Understanding Migraines

A migraine is characterized as an intense headache with a pulsing or throbbing sensation. A migraine usually occurs on only one side of the head and some other symptoms may include vomiting, nausea, and sensitivity to sound and light. Some migraine attacks can last up to days and be extremely severe. This may cause a migraine victim to lay down in a quiet and dark place. Migraines may have some trigger symptoms that is a warning sign.

Some examples may include tingling of the arm or leg, flashes of light and blind spots prior to the migraine.

    Many people with migraines begin having symptoms in their childhood to early adulthood. There are four stages of migraines: prodrome, aura, headache, and postdrome. Some people may not experience all of these stages of a migraine. The prodrome stage comes a couple of days before the onset of a migraine. Symptoms you may experience during the prodrome stage includes food cravings, depression, constipation, hyperactivity, neck stiffness, uncontrollable yawning, and irritability. The second stage of a migraine is called an aura. Aura can either occur before or during a migraine. Auras are related to your nervous system symptoms that are usually visual disturbances. Some examples would include flashes of lights. Auras can also sometimes be motor, verbal, and sensory disturbances.

Most people do not get to experience an aura, but if one does, they usually lasts 20-60 minutes.

People who experience an aura would have a visual phenomena such as seeing bright spots, flashes or shapes), prickling sensations up the arm of legs, vision loss, aphasia, or limb weakness. A migraine attack can last up to three days.

During this time, one may experience some symptoms of a migraine including a pulsating and throbbing pain, pain on one or both sides of the head, nausea or vomiting, sensitivity to different sounds, light, and smell, blurred vision, and lightheadedness or fainting spells. The final stage of a migraine is also known has postdrome. This occurs after a migraine attack. Those who are in this phase may feel tired, washed out, and drained. However, some people reported of feeling mild euphoria.

    Although we cannot find the exact thing that causes migraines, we have found some genetic and environmental factors that contribute to the onset of migraines. Migraines may be caused by the changes of the brainstem and its interactions with the trigeminal nerve. This nerve is a major pain pathway. Any brain chemical imbalance, such as serotonin, can cause migraines. Serotonin is specifically linked to migraines because it regulates the pain in the nervous system. Furthermore, serotonin levels have been found to drop during migraine attacks.

This causes the trigeminal system to release neuropeptides, resulting in a headache. There are certain other triggers that may cause the start of a migraine. Hormonal changes in women, particularly the fluctuations in estrogen levels, have been known to trigger many migraine headaches in women.
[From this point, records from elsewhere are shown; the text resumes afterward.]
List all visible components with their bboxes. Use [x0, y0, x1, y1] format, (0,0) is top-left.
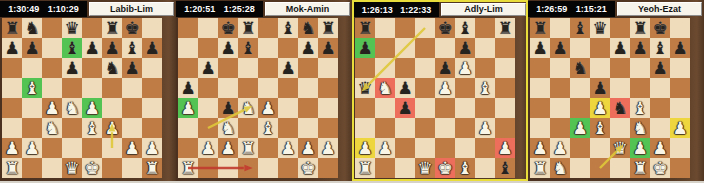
piece-white-pawn: ♟ [355, 138, 375, 158]
square-e2[interactable] [258, 138, 278, 158]
square-b7[interactable]: ♟ [22, 38, 42, 58]
square-a3[interactable] [2, 118, 22, 138]
square-b3[interactable] [375, 118, 395, 138]
square-e2[interactable] [435, 138, 455, 158]
square-b1[interactable]: ♞ [550, 158, 570, 178]
square-g6[interactable]: ♟ [650, 58, 670, 78]
square-a5[interactable]: ♟ [178, 78, 198, 98]
square-f4[interactable]: ♝ [630, 98, 650, 118]
square-e4[interactable]: ♞ [610, 98, 630, 118]
piece-white-pawn: ♟ [495, 138, 515, 158]
piece-white-rook: ♜ [142, 158, 162, 178]
square-c1[interactable] [218, 158, 238, 178]
square-c6[interactable]: ♞ [570, 58, 590, 78]
square-c8[interactable] [395, 18, 415, 38]
square-a1[interactable]: ♜ [530, 158, 550, 178]
square-e6[interactable] [82, 58, 102, 78]
square-a1[interactable]: ♜ [2, 158, 22, 178]
square-d6[interactable] [415, 58, 435, 78]
square-d7[interactable]: ♝ [62, 38, 82, 58]
square-a5[interactable]: ♛ [355, 78, 375, 98]
square-f3[interactable]: ♟ [102, 118, 122, 138]
square-h3[interactable] [318, 118, 338, 138]
piece-black-bishop: ♝ [570, 18, 590, 38]
square-f4[interactable] [102, 98, 122, 118]
square-f5[interactable] [278, 78, 298, 98]
square-a4[interactable] [530, 98, 550, 118]
square-f1[interactable] [278, 158, 298, 178]
square-c3[interactable]: ♟ [570, 118, 590, 138]
square-g5[interactable] [122, 78, 142, 98]
square-h4[interactable] [142, 98, 162, 118]
square-h4[interactable] [318, 98, 338, 118]
square-h6[interactable] [142, 58, 162, 78]
square-e6[interactable]: ♟ [435, 58, 455, 78]
board-tile-labib-lim: 1:30:49 1:10:29 Labib-Lim ♜♞♛♜♚♟♟♝♟♟♝♟♟♞… [0, 0, 176, 181]
square-c1[interactable] [570, 158, 590, 178]
square-g1[interactable] [475, 158, 495, 178]
piece-black-bishop: ♝ [278, 18, 298, 38]
square-c6[interactable] [42, 58, 62, 78]
piece-black-pawn: ♟ [82, 38, 102, 58]
piece-black-pawn: ♟ [122, 58, 142, 78]
square-a6[interactable] [355, 58, 375, 78]
square-e3[interactable]: ♝ [82, 118, 102, 138]
square-e5[interactable] [258, 78, 278, 98]
square-e1[interactable]: ♚ [435, 158, 455, 178]
square-d7[interactable] [415, 38, 435, 58]
square-g7[interactable]: ♝ [122, 38, 142, 58]
square-d6[interactable] [590, 58, 610, 78]
square-b7[interactable] [198, 38, 218, 58]
square-f3[interactable] [278, 118, 298, 138]
square-e1[interactable] [610, 158, 630, 178]
square-c1[interactable] [395, 158, 415, 178]
square-e3[interactable]: ♝ [258, 118, 278, 138]
square-d5[interactable]: ♟ [590, 78, 610, 98]
square-f1[interactable]: ♝ [455, 158, 475, 178]
square-c1[interactable] [42, 158, 62, 178]
square-g1[interactable]: ♚ [298, 158, 318, 178]
square-b5[interactable] [198, 78, 218, 98]
game-title-button[interactable]: Yeoh-Ezat [617, 2, 702, 16]
piece-black-bishop: ♝ [495, 158, 515, 178]
square-d4[interactable] [415, 98, 435, 118]
square-a2[interactable]: ♟ [355, 138, 375, 158]
square-h4[interactable] [495, 98, 515, 118]
square-d7[interactable] [590, 38, 610, 58]
square-g2[interactable] [475, 138, 495, 158]
square-c7[interactable] [395, 38, 415, 58]
piece-black-pawn: ♟ [102, 38, 122, 58]
square-c2[interactable]: ♟ [218, 138, 238, 158]
square-e2[interactable]: ♛ [610, 138, 630, 158]
piece-white-pawn: ♟ [178, 98, 198, 118]
square-a3[interactable] [178, 118, 198, 138]
square-f3[interactable]: ♞ [630, 118, 650, 138]
square-b3[interactable] [198, 118, 218, 138]
square-d1[interactable] [590, 158, 610, 178]
square-d8[interactable]: ♜ [238, 18, 258, 38]
square-d1[interactable]: ♛ [415, 158, 435, 178]
square-h5[interactable] [142, 78, 162, 98]
square-g7[interactable]: ♟ [298, 38, 318, 58]
square-d3[interactable] [415, 118, 435, 138]
piece-white-pawn: ♟ [650, 138, 670, 158]
square-g1[interactable] [122, 158, 142, 178]
square-e5[interactable] [610, 78, 630, 98]
square-c7[interactable] [570, 38, 590, 58]
square-a6[interactable] [178, 58, 198, 78]
square-h8[interactable] [142, 18, 162, 38]
square-h7[interactable]: ♟ [670, 38, 690, 58]
square-b7[interactable] [375, 38, 395, 58]
square-h1[interactable] [318, 158, 338, 178]
square-a5[interactable] [2, 78, 22, 98]
square-e6[interactable] [610, 58, 630, 78]
piece-white-pawn: ♟ [550, 138, 570, 158]
square-b2[interactable]: ♟ [22, 138, 42, 158]
square-a8[interactable]: ♜ [355, 18, 375, 38]
square-e7[interactable]: ♟ [610, 38, 630, 58]
square-g3[interactable] [650, 118, 670, 138]
square-g5[interactable] [298, 78, 318, 98]
square-e1[interactable] [258, 158, 278, 178]
square-g8[interactable]: ♞ [298, 18, 318, 38]
square-e4[interactable]: ♟ [258, 98, 278, 118]
square-b6[interactable] [22, 58, 42, 78]
square-g1[interactable]: ♚ [650, 158, 670, 178]
square-d1[interactable]: ♛ [62, 158, 82, 178]
square-e4[interactable] [435, 98, 455, 118]
square-d2[interactable]: ♜ [238, 138, 258, 158]
square-a7[interactable]: ♟ [355, 38, 375, 58]
square-a7[interactable]: ♟ [2, 38, 22, 58]
square-h7[interactable] [495, 38, 515, 58]
square-h8[interactable]: ♜ [495, 18, 515, 38]
square-b8[interactable]: ♞ [22, 18, 42, 38]
square-h7[interactable]: ♟ [318, 38, 338, 58]
piece-black-pawn: ♟ [318, 38, 338, 58]
piece-white-bishop: ♝ [258, 118, 278, 138]
square-e3[interactable] [435, 118, 455, 138]
square-c7[interactable] [42, 38, 62, 58]
board-frame: ♜♝♛♜♚♟♟♟♟♝♟♞♟♟♟♞♝♟♝♞♟♟♟♛♟♟♜♞♜♚ [530, 18, 690, 178]
square-a1[interactable]: ♜ [355, 158, 375, 178]
square-a3[interactable] [530, 118, 550, 138]
square-f7[interactable] [278, 38, 298, 58]
square-b2[interactable]: ♟ [198, 138, 218, 158]
piece-white-rook: ♜ [178, 158, 198, 178]
square-h2[interactable]: ♟ [495, 138, 515, 158]
square-g4[interactable] [475, 98, 495, 118]
square-d8[interactable]: ♛ [590, 18, 610, 38]
square-d3[interactable] [62, 118, 82, 138]
clocks: 1:26:59 1:15:21 [528, 1, 615, 17]
square-f8[interactable]: ♝ [455, 18, 475, 38]
square-f7[interactable]: ♟ [455, 38, 475, 58]
square-e4[interactable]: ♟ [82, 98, 102, 118]
square-h6[interactable] [495, 58, 515, 78]
square-a7[interactable] [178, 38, 198, 58]
square-g3[interactable]: ♟ [475, 118, 495, 138]
square-g5[interactable]: ♝ [475, 78, 495, 98]
square-a8[interactable] [178, 18, 198, 38]
square-a4[interactable]: ♟ [178, 98, 198, 118]
square-e7[interactable]: ♟ [82, 38, 102, 58]
square-d5[interactable] [415, 78, 435, 98]
square-h5[interactable] [318, 78, 338, 98]
square-e5[interactable] [82, 78, 102, 98]
square-d8[interactable] [415, 18, 435, 38]
square-h2[interactable]: ♟ [318, 138, 338, 158]
square-b3[interactable] [550, 118, 570, 138]
square-d6[interactable]: ♟ [62, 58, 82, 78]
square-f2[interactable]: ♟ [630, 138, 650, 158]
square-b7[interactable]: ♟ [550, 38, 570, 58]
square-a4[interactable] [355, 98, 375, 118]
square-d4[interactable]: ♞ [62, 98, 82, 118]
square-h4[interactable] [670, 98, 690, 118]
piece-black-pawn: ♟ [395, 78, 415, 98]
square-g6[interactable] [298, 58, 318, 78]
square-f1[interactable] [102, 158, 122, 178]
square-h2[interactable] [670, 138, 690, 158]
square-h2[interactable]: ♟ [142, 138, 162, 158]
square-c2[interactable] [395, 138, 415, 158]
piece-black-rook: ♜ [495, 18, 515, 38]
piece-white-pawn: ♟ [122, 138, 142, 158]
piece-black-pawn: ♟ [530, 38, 550, 58]
square-h3[interactable] [495, 118, 515, 138]
piece-black-rook: ♜ [102, 18, 122, 38]
square-a8[interactable]: ♜ [2, 18, 22, 38]
square-g8[interactable]: ♚ [122, 18, 142, 38]
square-f5[interactable] [102, 78, 122, 98]
square-b5[interactable]: ♞ [375, 78, 395, 98]
square-d2[interactable] [415, 138, 435, 158]
square-h6[interactable] [670, 58, 690, 78]
square-h5[interactable] [670, 78, 690, 98]
square-f4[interactable] [278, 98, 298, 118]
square-b8[interactable] [550, 18, 570, 38]
square-b1[interactable] [22, 158, 42, 178]
square-b6[interactable]: ♟ [198, 58, 218, 78]
square-c5[interactable]: ♟ [395, 78, 415, 98]
square-c4[interactable]: ♟ [42, 98, 62, 118]
square-c7[interactable]: ♟ [218, 38, 238, 58]
square-c8[interactable] [42, 18, 62, 38]
piece-white-pawn: ♟ [475, 118, 495, 138]
game-title-button[interactable]: Labib-Lim [89, 2, 174, 16]
square-c3[interactable]: ♞ [218, 118, 238, 138]
square-e8[interactable]: ♚ [435, 18, 455, 38]
square-f2[interactable]: ♟ [278, 138, 298, 158]
square-f2[interactable] [102, 138, 122, 158]
square-c3[interactable]: ♞ [42, 118, 62, 138]
piece-white-bishop: ♝ [82, 118, 102, 138]
piece-black-pawn: ♟ [22, 38, 42, 58]
square-f6[interactable] [630, 58, 650, 78]
square-b3[interactable] [22, 118, 42, 138]
square-c5[interactable] [570, 78, 590, 98]
square-d1[interactable] [238, 158, 258, 178]
square-c5[interactable] [218, 78, 238, 98]
square-a8[interactable]: ♜ [530, 18, 550, 38]
square-c4[interactable]: ♟ [218, 98, 238, 118]
square-e6[interactable] [258, 58, 278, 78]
square-b4[interactable] [198, 98, 218, 118]
square-c6[interactable] [395, 58, 415, 78]
square-f1[interactable]: ♜ [630, 158, 650, 178]
square-b1[interactable] [198, 158, 218, 178]
square-e8[interactable] [258, 18, 278, 38]
square-d3[interactable] [238, 118, 258, 138]
square-g6[interactable] [475, 58, 495, 78]
piece-black-king: ♚ [435, 18, 455, 38]
square-g4[interactable] [298, 98, 318, 118]
square-a7[interactable]: ♟ [530, 38, 550, 58]
square-g6[interactable]: ♟ [122, 58, 142, 78]
square-b4[interactable] [22, 98, 42, 118]
square-a2[interactable]: ♟ [2, 138, 22, 158]
square-d3[interactable]: ♝ [590, 118, 610, 138]
square-b8[interactable] [375, 18, 395, 38]
square-a6[interactable] [530, 58, 550, 78]
square-c4[interactable]: ♟ [395, 98, 415, 118]
square-f5[interactable] [455, 78, 475, 98]
square-d4[interactable]: ♟ [590, 98, 610, 118]
white-clock: 1:20:51 [184, 4, 215, 14]
square-h8[interactable]: ♜ [318, 18, 338, 38]
square-d6[interactable] [238, 58, 258, 78]
square-d8[interactable]: ♛ [62, 18, 82, 38]
square-g4[interactable] [122, 98, 142, 118]
square-g8[interactable] [475, 18, 495, 38]
game-title-button[interactable]: Adly-Lim [441, 3, 526, 16]
square-b2[interactable]: ♟ [550, 138, 570, 158]
square-e1[interactable]: ♚ [82, 158, 102, 178]
square-h5[interactable] [495, 78, 515, 98]
square-c4[interactable] [570, 98, 590, 118]
square-f7[interactable]: ♟ [102, 38, 122, 58]
square-g2[interactable]: ♟ [650, 138, 670, 158]
board-tile-mok-amin: 1:20:51 1:25:28 Mok-Amin ♚♜♝♞♜♟♝♟♟♟♟♟♟♟♞… [176, 0, 352, 181]
square-h1[interactable]: ♜ [142, 158, 162, 178]
square-g3[interactable] [298, 118, 318, 138]
square-a1[interactable]: ♜ [178, 158, 198, 178]
square-f6[interactable]: ♟ [278, 58, 298, 78]
square-d2[interactable] [590, 138, 610, 158]
square-b1[interactable] [375, 158, 395, 178]
square-g7[interactable] [475, 38, 495, 58]
square-a2[interactable]: ♟ [530, 138, 550, 158]
square-h1[interactable]: ♝ [495, 158, 515, 178]
square-d5[interactable] [62, 78, 82, 98]
piece-black-knight: ♞ [22, 18, 42, 38]
square-d4[interactable]: ♞ [238, 98, 258, 118]
square-f3[interactable] [455, 118, 475, 138]
square-e2[interactable] [82, 138, 102, 158]
square-d7[interactable]: ♝ [238, 38, 258, 58]
piece-white-bishop: ♝ [475, 78, 495, 98]
piece-white-queen: ♛ [62, 158, 82, 178]
square-g5[interactable] [650, 78, 670, 98]
square-c2[interactable] [42, 138, 62, 158]
piece-black-knight: ♞ [102, 58, 122, 78]
square-f8[interactable]: ♜ [630, 18, 650, 38]
square-c5[interactable] [42, 78, 62, 98]
square-a6[interactable] [2, 58, 22, 78]
square-d2[interactable] [62, 138, 82, 158]
square-d5[interactable] [238, 78, 258, 98]
piece-black-king: ♚ [122, 18, 142, 38]
square-f5[interactable] [630, 78, 650, 98]
square-f8[interactable]: ♝ [278, 18, 298, 38]
square-c3[interactable] [395, 118, 415, 138]
square-e8[interactable] [82, 18, 102, 38]
clock-bar: 1:26:59 1:15:21 Yeoh-Ezat [528, 0, 704, 17]
square-f8[interactable]: ♜ [102, 18, 122, 38]
square-e7[interactable] [258, 38, 278, 58]
square-g4[interactable] [650, 98, 670, 118]
square-c8[interactable]: ♚ [218, 18, 238, 38]
square-g8[interactable]: ♚ [650, 18, 670, 38]
square-c8[interactable]: ♝ [570, 18, 590, 38]
square-f6[interactable]: ♟ [455, 58, 475, 78]
piece-black-pawn: ♟ [218, 38, 238, 58]
piece-black-pawn: ♟ [355, 38, 375, 58]
square-b2[interactable]: ♟ [375, 138, 395, 158]
square-a4[interactable] [2, 98, 22, 118]
square-b6[interactable] [550, 58, 570, 78]
square-g7[interactable]: ♝ [650, 38, 670, 58]
square-a5[interactable] [530, 78, 550, 98]
square-f7[interactable]: ♟ [630, 38, 650, 58]
square-f6[interactable]: ♞ [102, 58, 122, 78]
square-b5[interactable]: ♝ [22, 78, 42, 98]
square-e8[interactable] [610, 18, 630, 38]
square-b5[interactable] [550, 78, 570, 98]
square-b4[interactable] [375, 98, 395, 118]
chess-board: ♜♚♝♜♟♟♟♟♛♞♟♟♝♟♟♟♟♟♜♛♚♝♝ [355, 18, 515, 178]
square-b4[interactable] [550, 98, 570, 118]
square-h7[interactable]: ♟ [142, 38, 162, 58]
square-h3[interactable]: ♟ [670, 118, 690, 138]
square-h8[interactable] [670, 18, 690, 38]
square-e3[interactable] [610, 118, 630, 138]
square-a2[interactable] [178, 138, 198, 158]
square-b8[interactable] [198, 18, 218, 38]
square-c6[interactable] [218, 58, 238, 78]
square-e5[interactable]: ♟ [435, 78, 455, 98]
square-g2[interactable]: ♟ [298, 138, 318, 158]
square-h1[interactable] [670, 158, 690, 178]
game-title-button[interactable]: Mok-Amin [265, 2, 350, 16]
square-h6[interactable] [318, 58, 338, 78]
square-e7[interactable] [435, 38, 455, 58]
square-g2[interactable]: ♟ [122, 138, 142, 158]
square-g3[interactable] [122, 118, 142, 138]
piece-white-pawn: ♟ [198, 138, 218, 158]
square-f4[interactable] [455, 98, 475, 118]
square-c2[interactable] [570, 138, 590, 158]
square-f2[interactable] [455, 138, 475, 158]
square-h3[interactable] [142, 118, 162, 138]
piece-white-rook: ♜ [2, 158, 22, 178]
square-a3[interactable] [355, 118, 375, 138]
square-b6[interactable] [375, 58, 395, 78]
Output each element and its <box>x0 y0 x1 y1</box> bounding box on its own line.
Other stimuli that may trigger migraines include the following:

  • Salty foods (particularly aged cheese),
  • Skipping meals or fasting
  • Food additives (sweetener aspartame and preservative monosodium glutamate
  • Drinking alcohol (particularly wine) or caffeinated drinks
  • Stress
  • Certain sensory stimuli such as bright lights and loud noises
  • Unusual smell
  • Changes in sleeping routines
  • Certain changes in physical factors such as physical exertion
  • Changes in environment
  • Certain intake of medications can aggravate migraines.

Women who have a history of migraines would often say that they would have headaches right before and during their menstruation period, during pregnancy, or during menopause. This is because there is a change in estrogen levels. Other hormonal medications such as hormone replacement therapy or oral contraceptives may intensify the migraines in some, but reduce the frequency of migraines in others.